A New Study Claims Coffee Could Prevent Premature Death


Go ahead and have that second, third and fourth espresso this afternoon. A new study suggests drinking more coffee could prevent premature death.

Published in the journal Circulation, the study looked at data from 167,000 women and 40,000 men at different points in their lives, concluding that "higher consumption of total coffee, caffeinated coffee and decaffeinated coffee was associated with lower risk of total mortality."

According to Walter Willett, a researcher from the Harvard School of Public Health and one of the study's authors, people who drink three to five cups of coffee per day had a 15% lower risk of premature mortality, or a potentially preventable death that occurs before the person's expected age.

You don't have to be a caffeine fan to benefit: The study found decaf coffee worked just fine, and that the results are probably from the phytochemicals and other nutrients found in coffee beans.

"We went beyond total mortality and looked at specific causes of death," Willett told NPR. "And we found that people who drink moderate amounts of coffee have lower risk of [death] from cardiovascular disease, diabetes, neurologic disease [such as Parkinson's] and suicide."

This isn't the first time drinking coffee has been associated with longevity.
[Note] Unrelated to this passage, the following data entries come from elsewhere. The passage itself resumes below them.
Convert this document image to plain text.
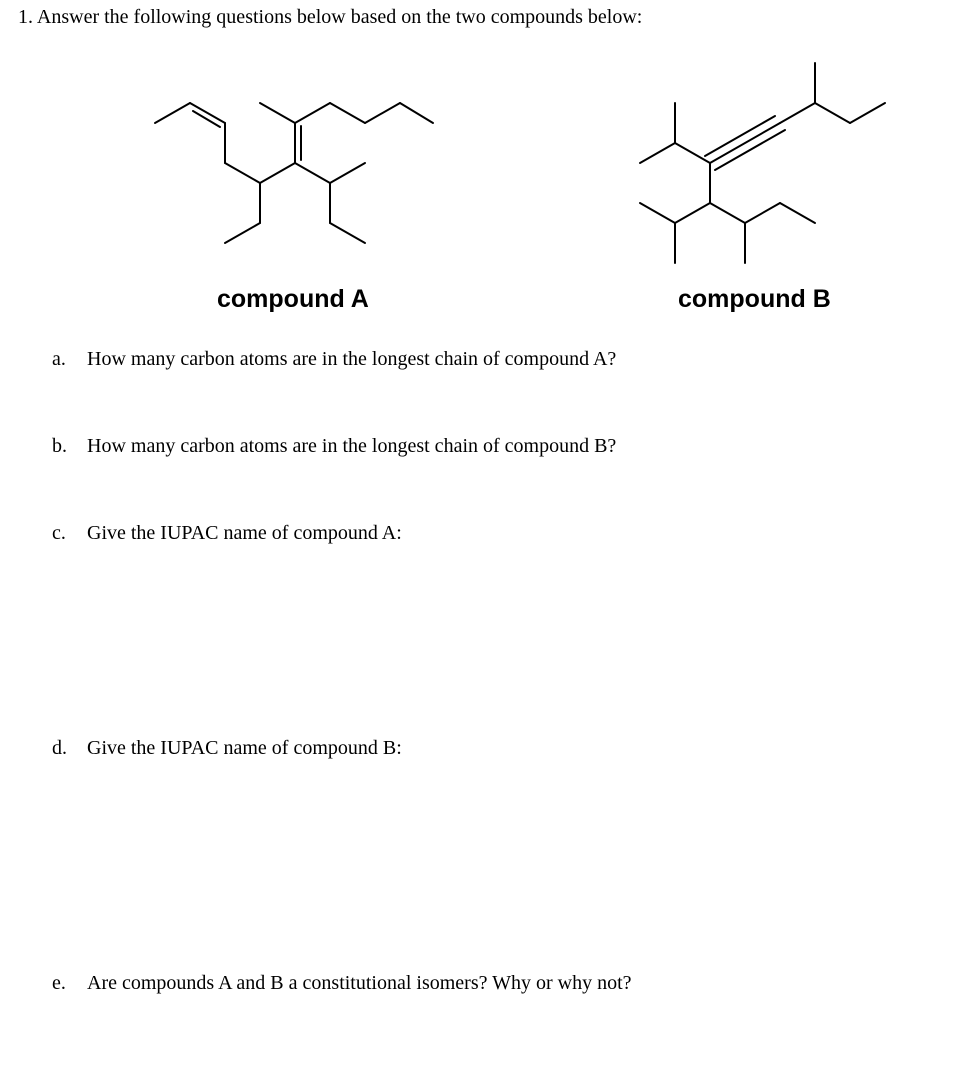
1. Answer the following questions below based on the two compounds below:
compound A	compound B
a. How many carbon atoms are in the longest chain of compound A?
b. How many carbon atoms are in the longest chain of compound B?
c. Give the IUPAC name of compound A:
d. Give the IUPAC name of compound B:
e. Are compounds A and B a constitutional isomers? Why or why not?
In 2012, a study in the New England Journal of Medicine found that coffee consumption also had an inverse association with total and cause-specific mortality. And it isn't just your longevity that gets a boost from a good cup of coffee. Besides lowering risk of stroke, it can help keep your thoughts together.
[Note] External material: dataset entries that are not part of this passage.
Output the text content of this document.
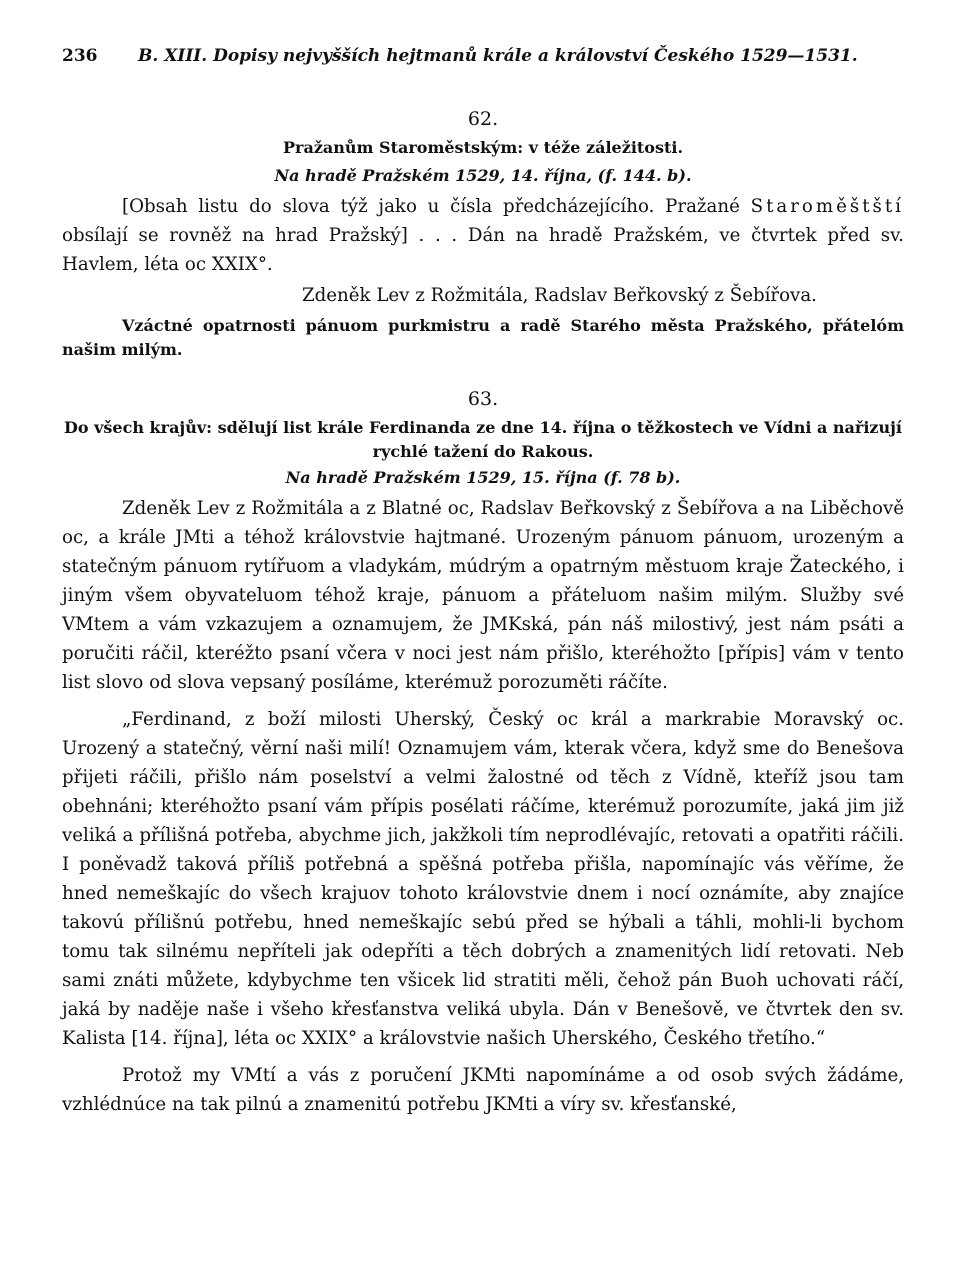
236	B. XIII. Dopisy nejvyšších hejtmanů krále a království Českého 1529—1531.
62.
Pražanům Staroměstským: v téže záležitosti.
Na hradě Pražském 1529, 14. října, (f. 144. b).

[Obsah listu do slova týž jako u čísla předcházejícího. Pražané Staroměštští obsílají se rovněž na hrad Pražský] . . . Dán na hradě Pražském, ve čtvrtek před sv. Havlem, léta oc XXIX°.

Zdeněk Lev z Rožmitála, Radslav Beřkovský z Šebířova.

Vzáctné opatrnosti pánuom purkmistru a radě Starého města Pražského, přátelóm našim milým.

63.
Do všech krajův: sdělují list krále Ferdinanda ze dne 14. října o těžkostech ve Vídni a nařizují rychlé tažení do Rakous.
Na hradě Pražském 1529, 15. října (f. 78 b).

Zdeněk Lev z Rožmitála a z Blatné oc, Radslav Beřkovský z Šebířova a na Liběchově oc, a krále JMti a téhož královstvie hajtmané. Urozeným pánuom pánuom, urozeným a statečným pánuom rytířuom a vladykám, múdrým a opatrným městuom kraje Žateckého, i jiným všem obyvateluom téhož kraje, pánuom a přáteluom našim milým. Služby své VMtem a vám vzkazujem a oznamujem, že JMKská, pán náš milostivý, jest nám psáti a poručiti ráčil, kteréžto psaní včera v noci jest nám přišlo, kteréhožto [přípis] vám v tento list slovo od slova vepsaný posíláme, kterémuž porozuměti ráčíte.

„Ferdinand, z boží milosti Uherský, Český oc král a markrabie Moravský oc. Urozený a statečný, věrní naši milí! Oznamujem vám, kterak včera, když sme do Benešova přijeti ráčili, přišlo nám poselství a velmi žalostné od těch z Vídně, kteříž jsou tam obehnáni; kteréhožto psaní vám přípis posélati ráčíme, kterémuž porozumíte, jaká jim již veliká a přílišná potřeba, abychme jich, jakžkoli tím neprodlévajíc, retovati a opatřiti ráčili. I poněvadž taková příliš potřebná a spěšná potřeba přišla, napomínajíc vás věříme, že hned nemeškajíc do všech krajuov tohoto královstvie dnem i nocí oznámíte, aby znajíce takovú přílišnú potřebu, hned nemeškajíc sebú před se hýbali a táhli, mohli-li bychom tomu tak silnému nepříteli jak odepříti a těch dobrých a znamenitých lidí retovati. Neb sami znáti můžete, kdybychme ten všicek lid stratiti měli, čehož pán Buoh uchovati ráčí, jaká by naděje naše i všeho křesťanstva veliká ubyla. Dán v Benešově, ve čtvrtek den sv. Kalista [14. října], léta oc XXIX° a královstvie našich Uherského, Českého třetího.“

Protož my VMtí a vás z poručení JKMti napomínáme a od osob svých žádáme, vzhlédnúce na tak pilnú a znamenitú potřebu JKMti a víry sv. křesťanské,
"We all feel better when we have a strong cup of coffee," Dr. William Barr, associate professor in the Departments of Neurology and Psychiatry at NYU Langone Medical Center, told Mic. "There are some good studies that show caffeine improves memory consolidation, and it makes you more alert."

This isn't to say you should pound 20-ounce medium blend coffees like Gatorade — especially since some of the big coffee chains' caffeine content varies to a potentially dangerous degree, way beyond the 400 milligrams recommended as the cap on caffeine intake. 

One paper from the Journal of Analytical Toxicology found caffeinated coffees could range in potency from 58 to 259 milligrams per cup. The caffeine content in the exact same coffee blend could even double in potency from one bag to the next.

But if you're keeping your caffeine count low, Willett's team won't try to make you kick the habit.

"I think if people like coffee, it's fine to include it [in your diet]," he told NPR. "[People] should not feel guilty about moderate coffee consumption. It definitely can be part of a healthy lifestyle. ... I wouldn't suggest that someone who doesn't like coffee go out and drink it."